Since the discovery of sickle cell anemia and its genetic origin, the possibility of cure by correcting the altered nucleotide has intrigued a generation of scientists. The establishment of viral transduction into hematopoietic stem cells (HSCs) to generate safe, stable, erythroid-specific replacement gene expression at a level that is sufficient to have a clinical effect has, however, been elusive, and the necessity of fulfilling all of these criteria makes this genetic disorder one among the most complex disorders to treat successfully by gene therapy. Not surprisingly, advances in this endeavor have been incremental, and Persons and colleagues1 report another very important advancement in replacement gene vector design in a recent Molecular Therapy paper.

Pestina et al.1 engineered a novel globin gene therapy vector by capitalizing on earlier observations made by Russell and colleagues2 that a pyrimidine-rich, stem-loop structure in the 3′ untranslated region (3′ UTR) of the β-globin mRNA (and absent from the γ-globin mRNA) accounts for the hyperstability of the β-globin transcript. Using a fusion gene that linked γ-globin coding sequences to the β-globin 3′ UTR, Pestina et al.1 created a lentiviral vector with potent anti-sickling activity in a mouse model of sickle cell anemia, which was sufficient for significant improvements in the hematological and pathophysiological features of sickle cell disease in this mouse model. Thus, by improving the stability of the anti-sickling γ-globin RNA transcript and promoting the translation of a greater quantity of fetal hemoglobin in red blood cells, the authors seem to have overcome a very important obstacle to successful gene therapy for sickle cell anemia: establishing a high level of sustained γ-globin expression that is sufficient for a clinical effect.

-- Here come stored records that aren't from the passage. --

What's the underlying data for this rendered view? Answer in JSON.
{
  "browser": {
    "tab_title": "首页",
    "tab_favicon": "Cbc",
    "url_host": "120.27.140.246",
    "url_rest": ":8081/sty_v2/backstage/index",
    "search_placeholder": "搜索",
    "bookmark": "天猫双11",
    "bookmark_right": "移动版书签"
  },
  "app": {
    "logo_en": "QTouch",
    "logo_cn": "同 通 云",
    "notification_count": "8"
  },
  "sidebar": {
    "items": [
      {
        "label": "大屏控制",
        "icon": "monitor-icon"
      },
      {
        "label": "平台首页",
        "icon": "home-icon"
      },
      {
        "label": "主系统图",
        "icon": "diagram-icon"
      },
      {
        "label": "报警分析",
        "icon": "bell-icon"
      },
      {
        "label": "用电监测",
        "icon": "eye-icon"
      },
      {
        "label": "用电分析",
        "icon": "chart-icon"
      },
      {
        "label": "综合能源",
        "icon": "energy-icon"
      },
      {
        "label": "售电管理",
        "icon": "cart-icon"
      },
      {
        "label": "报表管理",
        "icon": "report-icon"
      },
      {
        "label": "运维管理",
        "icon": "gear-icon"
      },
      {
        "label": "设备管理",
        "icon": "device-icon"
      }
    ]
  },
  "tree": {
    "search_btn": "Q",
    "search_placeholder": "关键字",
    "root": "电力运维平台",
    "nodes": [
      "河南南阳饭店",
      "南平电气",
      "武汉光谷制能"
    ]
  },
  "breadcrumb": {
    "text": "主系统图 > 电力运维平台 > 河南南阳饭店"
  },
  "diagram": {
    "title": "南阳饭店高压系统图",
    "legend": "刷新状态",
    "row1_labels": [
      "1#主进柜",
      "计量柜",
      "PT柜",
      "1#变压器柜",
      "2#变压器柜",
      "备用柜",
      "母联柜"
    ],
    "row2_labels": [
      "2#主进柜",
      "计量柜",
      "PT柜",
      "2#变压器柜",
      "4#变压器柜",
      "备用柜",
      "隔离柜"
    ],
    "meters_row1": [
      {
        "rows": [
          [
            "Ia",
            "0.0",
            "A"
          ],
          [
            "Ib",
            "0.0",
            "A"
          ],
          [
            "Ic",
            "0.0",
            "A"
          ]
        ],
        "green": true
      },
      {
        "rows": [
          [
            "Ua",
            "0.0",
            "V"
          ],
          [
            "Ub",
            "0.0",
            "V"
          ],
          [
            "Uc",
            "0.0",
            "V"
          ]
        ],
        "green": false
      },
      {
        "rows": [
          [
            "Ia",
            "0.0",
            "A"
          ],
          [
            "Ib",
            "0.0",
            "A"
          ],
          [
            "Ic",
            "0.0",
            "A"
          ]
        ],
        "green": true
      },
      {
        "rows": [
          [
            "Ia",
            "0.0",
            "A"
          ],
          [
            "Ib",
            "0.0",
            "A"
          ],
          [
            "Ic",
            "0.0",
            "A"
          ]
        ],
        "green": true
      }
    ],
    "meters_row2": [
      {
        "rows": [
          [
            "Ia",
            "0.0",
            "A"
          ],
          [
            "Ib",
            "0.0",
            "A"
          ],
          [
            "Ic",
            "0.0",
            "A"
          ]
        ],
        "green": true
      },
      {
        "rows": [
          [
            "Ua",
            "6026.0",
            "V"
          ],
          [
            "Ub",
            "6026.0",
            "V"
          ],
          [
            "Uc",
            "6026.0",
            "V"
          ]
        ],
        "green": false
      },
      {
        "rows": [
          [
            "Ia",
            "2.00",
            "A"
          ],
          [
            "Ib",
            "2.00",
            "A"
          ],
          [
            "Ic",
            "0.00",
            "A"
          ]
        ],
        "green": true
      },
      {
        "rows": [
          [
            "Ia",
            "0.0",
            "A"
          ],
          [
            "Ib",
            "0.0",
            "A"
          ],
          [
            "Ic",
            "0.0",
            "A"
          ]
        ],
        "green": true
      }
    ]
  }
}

The report also alluded to areas where future efforts should be focused. Although the authors demonstrated significant γ-globin expression even at a very low vector copy number, the integrations did not generate copy number-independent expression and were therefore subject to position effect variegation. This raises the possibility that the expression from lentiviral genomic integrations might be influenced by local chromatin effects and, conversely, that regulatory elements contained in these vectors may influence adjacent chromatin structures. This possibility was illustrated by an observation by Persons and colleagues in this report that a control vector containing the green fluorescent protein in lieu of γ-globin was expressed in non-erythroid cells, consistent with the notion that some lentiviral integration sites in the HSC may be occurring at sites generally permissive for transcription in hematopoietic tissues. Although it is possible that bracketing the gene expression cassette by a transcription insulator such as the chicken hypersensitive site-4 element may help overcome this problem,3, 4 the possibility of disrupting native gene expression by having a transcriptional insulator inserted in or near regulatory elements in an active locus would remain. This study did not focus on vector safety, but it is encouraging to note that none of the mice exhibited malignant transformations during the course of these investigations. Nonetheless, it is of paramount importance that issues related to genotoxicity are resolved before any clinical trials of gene therapy for sickle cell anemia are embarked upon.

The authors correctly assert that their vector design may be particularly applicable to the clinical setting of sickle β° thalassemia, which is the human genotype that most closely resembles the mouse model of sickle cell anemia that is used in these studies. This is presumably in part due to the relative α- to β-globin polypeptide chain imbalance that is corrected by overexpression of the transduced γ-globin and its preferential association with α-globin to form fetal hemoglobin. This would also increase the ratio of β/α-chains so that it approaches 1.0 and thereby inhibits the formation of unstable α-globin tetramers. Therefore, it is tempting to speculate that as we get closer to the clinical application of gene therapy for sickle cell anemia, brought about by advances such as those reported by Pestina et al.,1 it is possible that more careful attention to vector design will be influenced by genotype/phenotype characteristics expressed by the individual sickle cell disease recipients.